Парадокс Атласа

22
18
20
22
24
26
28
30

Новизна его личности так знакомо пьянила. Париса прикрыла глаза, и он провел тыльной стороной ладони по ее щеке, по губам.

– Что ты узнала? – спросил он, его новое сочетание, сборка.

Подлинный он.

– Это неизбежно, – покашляв, сказала Париса. – Тяга к полному раскрытию потенциала. Я здесь не останусь и не осталась бы. – Она припомнила лекцию Далтона о доказательстве судьбы, добытом на примере трупа Вивианы Абсалон, медита, чьей специальностью была жизнь. Жизнь, которая и притянула смерть, ведь они обе – две стороны одной медали. Как взлет и спад. Это вечное вращение колеса… Не то чтобы Париса верила в подобные вещи.

И все же нечто в Далтоне постоянно взывало к ней. Возможно, неспроста именно она вытащила его наружу.

Далтон двумя пальцами приподнял ее лицо за подбородок и посмотрел в глаза. Сейчас это были не безумная анимация, фонтанирующая бурной энергией, и не прежний он, чопорный и надменный. Далтон возвращался в свое обычное, промежуточное состояние.

– Если ты ему не скажешь, я тоже буду молчать, – тихо пообещал он, убирая ей за ухо выбившуюся прядку.

Ха. Подумать только, а ведь Атлас думает, будто Париса одинока. Вот почему нельзя считать ее уязвимой или постоянно пытаться найти в ней некий врожденный изъян. Опасно было предполагать, будто в ней есть трещина лишь потому, что ее однажды сломали. А неверно поняв Парису, ее легко недооценить.

Пряча улыбку, она погладила Далтона по щеке. Еще чуть-чуть, и он станет прежним, тем, кто борется с внутренними демонами, которых не в силах сдержать никакая сотворенная Атласом клетка. Впрочем, маска добродетели на его лице тоже не удержится. Не то чтобы одна его версия – чистое зло, а другая – добро, ведь человек не может вместить в себя черты одного, полностью исключив второе. Но именно этого Далтон и, вероятно, Атлас не понимали: амбиции Далтона неразрывно связаны с его работой, как связаны грусть Парисы и ее цель в жизни, горечь и радость.
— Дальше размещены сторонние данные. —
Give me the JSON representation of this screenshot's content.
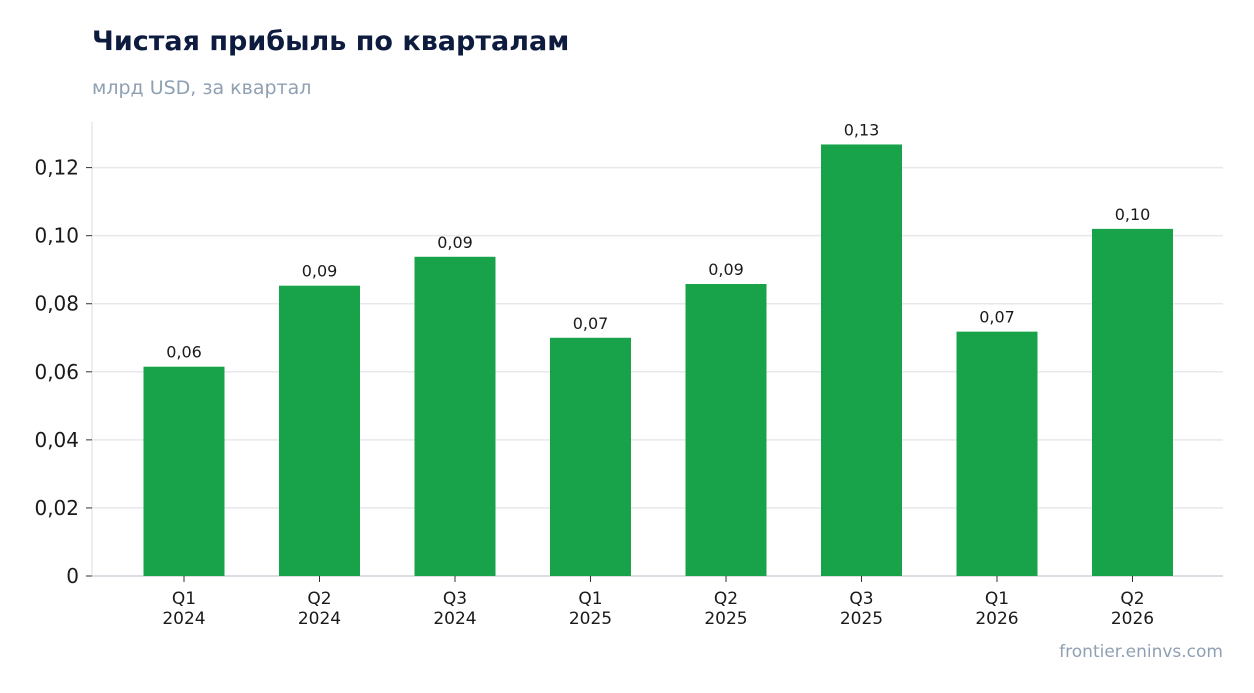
{
  "header": {
    "title": "Чистая прибыль по кварталам",
    "subtitle": "млрд USD, за квартал"
  },
  "footer": {
    "source": "frontier.eninvs.com"
  },
  "colors": {
    "bar": "#18a34a",
    "grid": "#e6e8eb",
    "axis": "#cfd4da",
    "title": "#0d1b3e",
    "muted": "#8fa0b3"
  },
  "chart_data": {
    "type": "bar",
    "categories": [
      [
        "Q1",
        "2024"
      ],
      [
        "Q2",
        "2024"
      ],
      [
        "Q3",
        "2024"
      ],
      [
        "Q1",
        "2025"
      ],
      [
        "Q2",
        "2025"
      ],
      [
        "Q3",
        "2025"
      ],
      [
        "Q1",
        "2026"
      ],
      [
        "Q2",
        "2026"
      ]
    ],
    "values": [
      0.0615,
      0.0853,
      0.0938,
      0.07,
      0.0858,
      0.1268,
      0.0718,
      0.102
    ],
    "data_labels": [
      "0,06",
      "0,09",
      "0,09",
      "0,07",
      "0,09",
      "0,13",
      "0,07",
      "0,10"
    ],
    "yticks": [
      0,
      0.02,
      0.04,
      0.06,
      0.08,
      0.1,
      0.12
    ],
    "ytick_labels": [
      "0",
      "0,02",
      "0,04",
      "0,06",
      "0,08",
      "0,10",
      "0,12"
    ],
    "ylim": [
      0,
      0.1334
    ],
    "grid": true
  }
}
Вот почему так опасно играть с сознанием человека. Ведь никто не сотворен из одних лишь прочных материалов. Люди не боги, хрупкости и несовершенства никто не отменял. Далтон удалил свою тень, которая пугала архивы, однако дело было скорее в голоде, а не в черноте его нравов: оставались еще мальчишеское любопытство и врожденное стремление к росту. Голод Далтона и рисовал карту его путешествия, исполнения судьбы, маршрут, по которому он неизбежно направится, чтобы стать чем-то большим.

Отсечения опасных черт характера и жажды силы было достаточно, чтобы обмануть разум, но не жизнь. Человек никогда не перестанет быть самим собой. Многое из того, что составляет его и составляло, не удалить и не изменить. Человека, если уж на то пошло, не исправишь.

И это – самое сложное в работе с умами и душами, так ведь?

– До следующего раза, – прощаясь с Далтоном, тихонько проговорила Париса и ушла по залитому лунным светом коридору.

Либби

Либби резко проснулась, хватая ртом воздух, и увидела перед собой на столе нетронутую чашку кофе. Да, точно. Она в подвальной аудитории. В ЛАРКМИ.

Все еще во временной ловушке, зато хотя бы знает, где и когда именно.

– Все хорошо? – спросила, обернувшись, Белен. Сама она в это время прихлебывала из своей кружки и изучала карту, где только что начертила пентаграмму, схему силовых линий от Сибири до Месопотамии. Уголок карты слегка отошел, обнажив кусочек дневной лекции Морта на доске (в лекции не было ничего прорывного, но стирать ее не стали: лучше было не злить коллегу своими, «несуразными» исследованиями).

Либби медленно выпрямилась и растерла щеку, на которой от смятой манжеты толстовки остались складки.

– Кажется, странный сон. – Она встряхнулась. – Пустяки.

Очередной тревожный сон: Эзра гонялся за ней по какому-то кукурузному лабиринту – вроде тех, с кривыми зеркалами, которые были в детстве Либби, – а потом внезапно появился Гидеон.